Join with Default-Value
Posted by Sebastian Neef on
URL: http://deprecated-apache-flink-user-mailing-list-archive.369.s1.nabble.com/Join-with-Default-Value-tp11566.html
Hi,
is it possible to assign a "default" value to elements that didn't match?

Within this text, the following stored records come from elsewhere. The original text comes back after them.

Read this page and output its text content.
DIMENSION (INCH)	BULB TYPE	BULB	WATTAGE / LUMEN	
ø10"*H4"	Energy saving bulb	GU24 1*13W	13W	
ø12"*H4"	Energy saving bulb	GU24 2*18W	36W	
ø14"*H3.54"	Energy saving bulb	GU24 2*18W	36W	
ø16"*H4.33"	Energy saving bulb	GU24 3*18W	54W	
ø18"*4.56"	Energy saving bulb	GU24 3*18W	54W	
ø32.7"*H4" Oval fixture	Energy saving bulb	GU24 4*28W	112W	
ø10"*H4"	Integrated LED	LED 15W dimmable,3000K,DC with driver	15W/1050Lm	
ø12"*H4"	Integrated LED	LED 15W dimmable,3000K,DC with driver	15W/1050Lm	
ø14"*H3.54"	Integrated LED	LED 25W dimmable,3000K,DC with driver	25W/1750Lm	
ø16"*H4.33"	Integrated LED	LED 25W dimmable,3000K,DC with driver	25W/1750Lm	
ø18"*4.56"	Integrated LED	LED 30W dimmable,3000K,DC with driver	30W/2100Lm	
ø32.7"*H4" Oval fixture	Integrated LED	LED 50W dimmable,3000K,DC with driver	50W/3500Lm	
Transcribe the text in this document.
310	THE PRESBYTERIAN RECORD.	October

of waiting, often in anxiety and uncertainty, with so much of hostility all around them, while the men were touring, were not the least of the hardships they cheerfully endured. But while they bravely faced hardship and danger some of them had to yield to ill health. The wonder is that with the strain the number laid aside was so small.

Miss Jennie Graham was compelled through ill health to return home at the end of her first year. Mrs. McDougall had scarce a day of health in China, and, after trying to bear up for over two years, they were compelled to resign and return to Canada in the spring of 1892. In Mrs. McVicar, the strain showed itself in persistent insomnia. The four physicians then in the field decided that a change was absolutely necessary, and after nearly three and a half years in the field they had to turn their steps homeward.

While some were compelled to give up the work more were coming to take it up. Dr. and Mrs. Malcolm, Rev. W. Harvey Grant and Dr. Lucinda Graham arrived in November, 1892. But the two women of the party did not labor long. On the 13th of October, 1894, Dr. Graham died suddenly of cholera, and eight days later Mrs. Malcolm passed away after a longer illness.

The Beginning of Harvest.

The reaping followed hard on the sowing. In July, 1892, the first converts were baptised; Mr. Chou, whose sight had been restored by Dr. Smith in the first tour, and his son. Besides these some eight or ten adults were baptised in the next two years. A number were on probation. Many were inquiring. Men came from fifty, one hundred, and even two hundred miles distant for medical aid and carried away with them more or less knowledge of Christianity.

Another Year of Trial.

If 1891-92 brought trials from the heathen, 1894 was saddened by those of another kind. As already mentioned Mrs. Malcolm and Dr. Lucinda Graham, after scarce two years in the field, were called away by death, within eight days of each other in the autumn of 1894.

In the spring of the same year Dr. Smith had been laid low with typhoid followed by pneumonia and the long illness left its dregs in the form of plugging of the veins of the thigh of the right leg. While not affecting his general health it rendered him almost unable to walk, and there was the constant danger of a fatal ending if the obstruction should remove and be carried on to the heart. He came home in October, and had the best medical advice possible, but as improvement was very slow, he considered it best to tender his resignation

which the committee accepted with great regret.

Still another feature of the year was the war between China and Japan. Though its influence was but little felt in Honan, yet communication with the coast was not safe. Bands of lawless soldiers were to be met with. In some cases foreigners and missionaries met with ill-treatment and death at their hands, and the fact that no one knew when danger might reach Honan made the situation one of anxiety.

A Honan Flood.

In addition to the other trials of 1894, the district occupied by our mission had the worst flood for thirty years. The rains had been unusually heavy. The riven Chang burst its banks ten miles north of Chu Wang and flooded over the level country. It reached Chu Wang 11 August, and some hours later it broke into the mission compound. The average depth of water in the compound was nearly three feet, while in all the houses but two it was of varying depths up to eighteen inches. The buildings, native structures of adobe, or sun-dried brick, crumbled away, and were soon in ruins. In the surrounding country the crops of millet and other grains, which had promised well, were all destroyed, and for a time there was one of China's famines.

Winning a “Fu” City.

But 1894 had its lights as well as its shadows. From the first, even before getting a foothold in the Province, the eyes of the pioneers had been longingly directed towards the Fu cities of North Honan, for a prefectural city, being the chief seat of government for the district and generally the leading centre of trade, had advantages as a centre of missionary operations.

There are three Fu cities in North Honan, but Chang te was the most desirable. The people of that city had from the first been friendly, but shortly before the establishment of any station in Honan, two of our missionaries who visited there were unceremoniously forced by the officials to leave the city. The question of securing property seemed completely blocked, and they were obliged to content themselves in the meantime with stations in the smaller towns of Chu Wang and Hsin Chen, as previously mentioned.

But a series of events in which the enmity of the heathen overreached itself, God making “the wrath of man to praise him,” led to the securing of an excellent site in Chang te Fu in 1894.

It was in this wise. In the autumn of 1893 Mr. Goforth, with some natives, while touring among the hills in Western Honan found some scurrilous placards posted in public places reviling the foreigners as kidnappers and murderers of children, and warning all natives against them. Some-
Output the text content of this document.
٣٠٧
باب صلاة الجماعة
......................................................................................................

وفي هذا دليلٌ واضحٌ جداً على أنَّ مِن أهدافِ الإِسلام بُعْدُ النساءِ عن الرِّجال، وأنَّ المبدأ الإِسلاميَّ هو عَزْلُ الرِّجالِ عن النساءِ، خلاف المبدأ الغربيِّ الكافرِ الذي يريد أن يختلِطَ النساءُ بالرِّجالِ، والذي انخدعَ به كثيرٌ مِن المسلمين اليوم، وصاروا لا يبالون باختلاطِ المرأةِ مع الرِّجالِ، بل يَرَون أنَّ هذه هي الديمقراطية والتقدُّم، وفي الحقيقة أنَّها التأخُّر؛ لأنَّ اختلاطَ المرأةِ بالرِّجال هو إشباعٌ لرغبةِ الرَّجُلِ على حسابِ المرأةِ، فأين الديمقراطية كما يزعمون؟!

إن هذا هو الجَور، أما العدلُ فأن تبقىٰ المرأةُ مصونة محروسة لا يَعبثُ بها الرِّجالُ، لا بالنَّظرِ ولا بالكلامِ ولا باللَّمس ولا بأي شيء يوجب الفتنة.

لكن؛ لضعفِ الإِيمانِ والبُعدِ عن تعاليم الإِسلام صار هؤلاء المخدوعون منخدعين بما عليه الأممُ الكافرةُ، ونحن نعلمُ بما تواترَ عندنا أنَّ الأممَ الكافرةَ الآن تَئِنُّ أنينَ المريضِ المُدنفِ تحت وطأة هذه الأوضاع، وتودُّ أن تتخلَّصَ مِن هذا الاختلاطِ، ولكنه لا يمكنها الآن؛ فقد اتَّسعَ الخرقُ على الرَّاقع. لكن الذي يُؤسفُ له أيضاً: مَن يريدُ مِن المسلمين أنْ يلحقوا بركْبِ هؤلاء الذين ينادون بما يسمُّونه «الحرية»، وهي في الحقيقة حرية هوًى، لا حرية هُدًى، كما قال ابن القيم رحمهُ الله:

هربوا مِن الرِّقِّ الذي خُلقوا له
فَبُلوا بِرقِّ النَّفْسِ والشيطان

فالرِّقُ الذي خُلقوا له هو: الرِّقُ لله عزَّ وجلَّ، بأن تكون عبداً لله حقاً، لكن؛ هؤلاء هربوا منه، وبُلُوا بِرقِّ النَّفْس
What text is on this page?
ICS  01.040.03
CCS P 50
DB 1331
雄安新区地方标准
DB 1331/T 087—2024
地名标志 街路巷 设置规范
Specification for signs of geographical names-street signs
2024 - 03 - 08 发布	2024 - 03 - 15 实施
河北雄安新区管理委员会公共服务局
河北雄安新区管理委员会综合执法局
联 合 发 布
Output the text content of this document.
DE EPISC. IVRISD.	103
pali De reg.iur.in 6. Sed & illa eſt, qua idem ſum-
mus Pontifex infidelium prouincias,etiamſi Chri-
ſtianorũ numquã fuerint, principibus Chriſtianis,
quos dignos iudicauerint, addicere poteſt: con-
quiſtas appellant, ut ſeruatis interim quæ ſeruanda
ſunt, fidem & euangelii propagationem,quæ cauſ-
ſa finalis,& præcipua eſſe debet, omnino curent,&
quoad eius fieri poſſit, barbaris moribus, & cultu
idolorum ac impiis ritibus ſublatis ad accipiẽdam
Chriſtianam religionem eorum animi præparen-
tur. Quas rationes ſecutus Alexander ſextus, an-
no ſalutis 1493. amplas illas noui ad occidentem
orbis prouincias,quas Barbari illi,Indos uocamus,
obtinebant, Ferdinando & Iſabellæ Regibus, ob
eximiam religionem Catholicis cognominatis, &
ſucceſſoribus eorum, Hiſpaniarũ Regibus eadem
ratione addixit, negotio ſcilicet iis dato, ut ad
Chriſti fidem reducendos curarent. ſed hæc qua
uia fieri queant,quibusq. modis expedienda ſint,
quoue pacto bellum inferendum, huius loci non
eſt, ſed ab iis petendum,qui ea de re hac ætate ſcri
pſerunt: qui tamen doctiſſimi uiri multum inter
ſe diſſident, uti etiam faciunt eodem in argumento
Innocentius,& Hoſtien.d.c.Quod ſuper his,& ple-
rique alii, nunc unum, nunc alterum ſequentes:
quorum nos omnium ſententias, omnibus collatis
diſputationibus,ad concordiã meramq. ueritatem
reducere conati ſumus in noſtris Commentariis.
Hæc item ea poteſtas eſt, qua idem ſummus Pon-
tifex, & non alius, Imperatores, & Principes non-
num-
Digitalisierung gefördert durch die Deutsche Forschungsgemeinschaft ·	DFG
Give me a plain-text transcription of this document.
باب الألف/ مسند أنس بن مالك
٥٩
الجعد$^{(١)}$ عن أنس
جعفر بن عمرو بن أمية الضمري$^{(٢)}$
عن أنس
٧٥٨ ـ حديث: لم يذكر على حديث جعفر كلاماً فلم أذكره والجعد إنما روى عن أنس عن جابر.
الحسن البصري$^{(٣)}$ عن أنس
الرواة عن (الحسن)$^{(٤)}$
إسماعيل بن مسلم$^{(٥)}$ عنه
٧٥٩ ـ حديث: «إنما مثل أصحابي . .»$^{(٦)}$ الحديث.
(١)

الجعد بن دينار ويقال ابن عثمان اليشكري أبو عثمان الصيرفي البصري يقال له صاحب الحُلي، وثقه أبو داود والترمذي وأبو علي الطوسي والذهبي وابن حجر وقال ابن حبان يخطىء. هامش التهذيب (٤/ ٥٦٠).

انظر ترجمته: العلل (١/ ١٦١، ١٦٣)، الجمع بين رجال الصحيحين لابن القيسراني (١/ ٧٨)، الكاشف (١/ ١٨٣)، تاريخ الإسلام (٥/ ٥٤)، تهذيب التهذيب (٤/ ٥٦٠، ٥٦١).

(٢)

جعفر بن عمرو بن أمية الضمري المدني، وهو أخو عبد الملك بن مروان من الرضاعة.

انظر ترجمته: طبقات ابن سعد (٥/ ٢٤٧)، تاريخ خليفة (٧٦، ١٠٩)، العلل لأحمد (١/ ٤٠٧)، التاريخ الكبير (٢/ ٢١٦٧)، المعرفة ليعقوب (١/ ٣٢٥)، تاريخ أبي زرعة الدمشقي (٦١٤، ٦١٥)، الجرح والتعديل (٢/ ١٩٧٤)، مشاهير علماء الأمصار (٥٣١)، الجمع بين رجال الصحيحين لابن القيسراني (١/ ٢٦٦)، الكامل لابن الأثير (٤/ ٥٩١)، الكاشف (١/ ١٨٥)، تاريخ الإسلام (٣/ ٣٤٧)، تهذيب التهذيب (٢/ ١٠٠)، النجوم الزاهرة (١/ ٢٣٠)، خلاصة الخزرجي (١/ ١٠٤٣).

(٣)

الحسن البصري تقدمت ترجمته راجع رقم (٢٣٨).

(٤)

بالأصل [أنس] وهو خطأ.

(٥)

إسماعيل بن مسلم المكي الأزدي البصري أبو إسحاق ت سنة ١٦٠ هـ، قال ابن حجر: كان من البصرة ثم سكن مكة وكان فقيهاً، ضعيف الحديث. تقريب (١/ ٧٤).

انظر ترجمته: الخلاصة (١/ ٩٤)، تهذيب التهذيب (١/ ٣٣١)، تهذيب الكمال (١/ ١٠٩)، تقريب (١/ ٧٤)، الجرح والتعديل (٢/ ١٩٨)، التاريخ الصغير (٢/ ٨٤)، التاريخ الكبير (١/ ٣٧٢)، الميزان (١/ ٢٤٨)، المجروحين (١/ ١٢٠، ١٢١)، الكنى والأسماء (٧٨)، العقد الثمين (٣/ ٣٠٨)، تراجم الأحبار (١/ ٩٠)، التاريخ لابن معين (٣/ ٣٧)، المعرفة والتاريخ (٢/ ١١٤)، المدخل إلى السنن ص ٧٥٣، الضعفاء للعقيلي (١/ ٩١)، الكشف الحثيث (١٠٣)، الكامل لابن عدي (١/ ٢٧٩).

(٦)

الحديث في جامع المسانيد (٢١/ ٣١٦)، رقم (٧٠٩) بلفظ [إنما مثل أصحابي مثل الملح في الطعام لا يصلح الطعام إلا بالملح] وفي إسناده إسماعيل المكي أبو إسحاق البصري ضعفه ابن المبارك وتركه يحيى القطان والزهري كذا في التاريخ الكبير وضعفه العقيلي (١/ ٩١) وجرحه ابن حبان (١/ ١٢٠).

For example I have the following two datasets:
|DataSetA | DataSetB|
---------------------
|id=1 | id=1
|id=2 | id=3
|id=5 | id=4
|id=6 | id=6
When doing a join with:
A.join(B).where( KeySelector(A.id))
.equalTo(KeySelector(B.id))
The resulting dataset is:
|(DataSetA | DataSetB)|
---------------------
|(id=1 | id=1)
|(id=6 | id=6)
What is the best way to assign a default value to the elements id=2/id=5
from DataSet A. E.g. I need a result which looks similar to this:
|(DataSetA | DataSetB)|
---------------------
|(id=1 | id=1)
|(id=2 | Default)
|(id=5 | Default)
|(id=6 | id=6)
My idea would be to get the missing Elements from DataSetA by .filter
with (DataSetA|DataSetB) and then do a .union after creating a tuple
with a default value. But that sounds a bit over-complicated.
Best regards,
Sebastian